I agree with the first defitinion, but I disagree with the second: People who tell me that the persons working for states are innocent of terrorism are fundament- ally confused [1] or have forgotten the many millions of civilians terrorized or murdered in Nazi or Soviet concentration camps.

Indeed, there also is this pair of definitions:

The Encyclopædia Britannica Online defines terrorism generally as "the systematic use of violence to create a general climate of fear in a population and thereby to bring about a particular political objective", and states that "terrorism is not legally defined in all jurisdictions." The encyclopedia adds that "[e]stablishment terrorism, often called state or state-sponsored terrorism, is employed by governments -- or more often by factions within governments -- against that government's citizens, against factions within the government, or against foreign governments or groups."
I agree with these definitions, on the understanding that "population" and "citizens" do refer to persons not engaged actively and on purpose in fighting in a war (as I think is implied). [2]

To get back to Robert Parry:

But attacks aimed at military forces – not civilians – are not “terrorism” in the classic definition. And this is an important distinction because the word carries deservedly negative moral and legal implications that can put those nations accused of “terrorism” in the cross-hairs of economic sanctions and military attacks that can kill hundreds of thousands and even millions of civilians.

In other words, abuse of the word “terrorism” can have similar consequences as terrorism itself, the indiscriminate deaths of innocent people — men, women and children. Much of the case for sanctions and war against Iraq in the 1990s and 2000s was based on dubious and even false claims about Iraq’s alleged support for Al Qaeda and other terrorists.

I mostly agree, although I think that "abuse of the word “terrorism”" is not
the same as "terrorism", however defined, even though I agree words are
used when justifying terrrorism. But a (falsely derived, false) belief is not
the same as an act of terror(ism).

5. Three Bill Maher videos

The last items of today are not articles, but are three videos with Bill Maher.
I like him (without agreeing with him on everything) and here are three videos,
none very recent, that make good points in a funny way:

Incidentally, the last is quite funny in explaining the hypocrisies of Christian rightists who refuse to do anything for poor people, and the first contains the
statement that 60% (!) of Americans believe the story of Noah's Ark.

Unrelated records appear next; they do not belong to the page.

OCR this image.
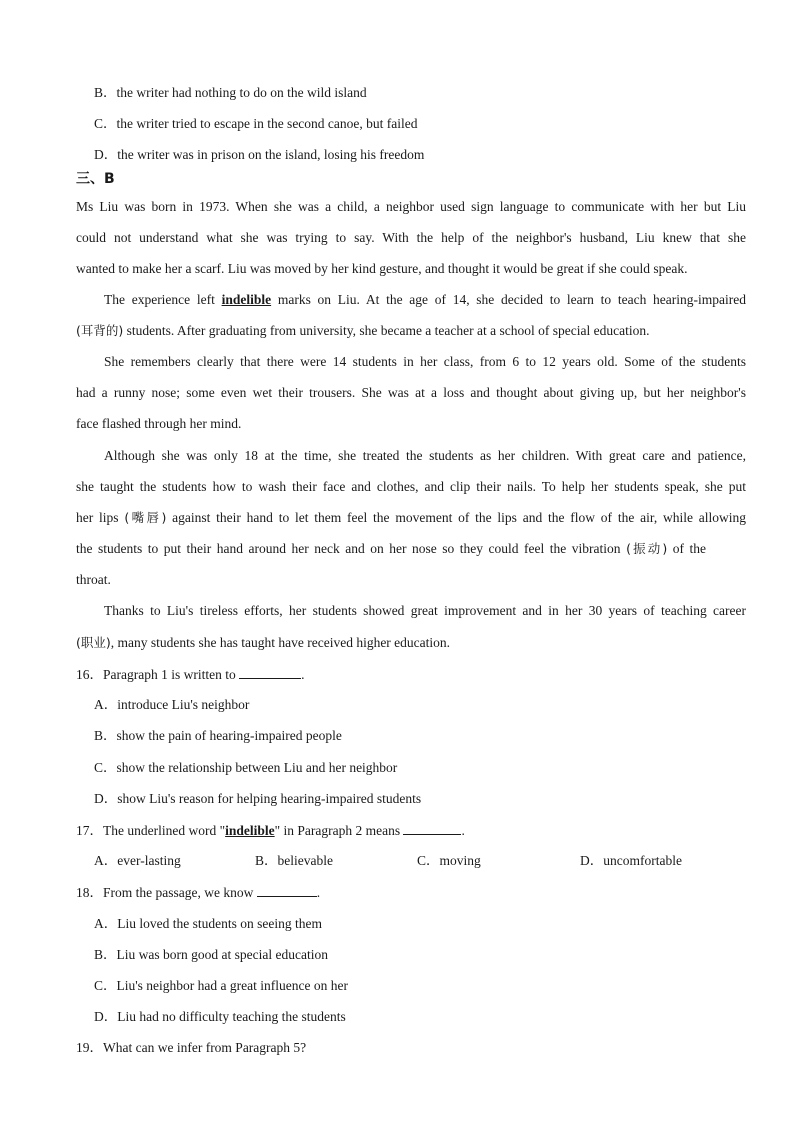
B．the writer had nothing to do on the wild island
C．the writer tried to escape in the second canoe, but failed
D．the writer was in prison on the island, losing his freedom
三、B
Ms Liu was born in 1973. When she was a child, a neighbor used sign language to communicate with her but Liu
could not understand what she was trying to say. With the help of the neighbor's husband, Liu knew that she
wanted to make her a scarf. Liu was moved by her kind gesture, and thought it would be great if she could speak.
The experience left indelible marks on Liu. At the age of 14, she decided to learn to teach hearing-impaired
(耳背的) students. After graduating from university, she became a teacher at a school of special education.
She remembers clearly that there were 14 students in her class, from 6 to 12 years old. Some of the students
had a runny nose; some even wet their trousers. She was at a loss and thought about giving up, but her neighbor's
face flashed through her mind.
Although she was only 18 at the time, she treated the students as her children. With great care and patience,
she taught the students how to wash their face and clothes, and clip their nails. To help her students speak, she put
her lips (嘴唇) against their hand to let them feel the movement of the lips and the flow of the air, while allowing
the students to put their hand around her neck and on her nose so they could feel the vibration (振动) of the
throat.
Thanks to Liu's tireless efforts, her students showed great improvement and in her 30 years of teaching career
(职业), many students she has taught have received higher education.
16．Paragraph 1 is written to	.
A．introduce Liu's neighbor
B．show the pain of hearing-impaired people
C．show the relationship between Liu and her neighbor
D．show Liu's reason for helping hearing-impaired students
17．The underlined word "indelible" in Paragraph 2 means	.
A．ever-lasting	B．believable	C．moving	D．uncomfortable
18．From the passage, we know	.
A．Liu loved the students on seeing them
B．Liu was born good at special education
C．Liu's neighbor had a great influence on her
D．Liu had no difficulty teaching the students
19．What can we infer from Paragraph 5?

[1] The arguments I have read that exclude persons working for states as terrorists tend to be based on the idea that states have the monopoly of violence.
That simply confuses "having a monopoly" with "making a correct use".

[2] I would consider the bombing of civilians in a war - Guernica, England, Germany - as terrorism, indeed also if these civilians (as was the case in both England and Germany in, say, 1942) work for or support their armies, and
my reason is that they are civilians, and do not engage themselves as soldiers.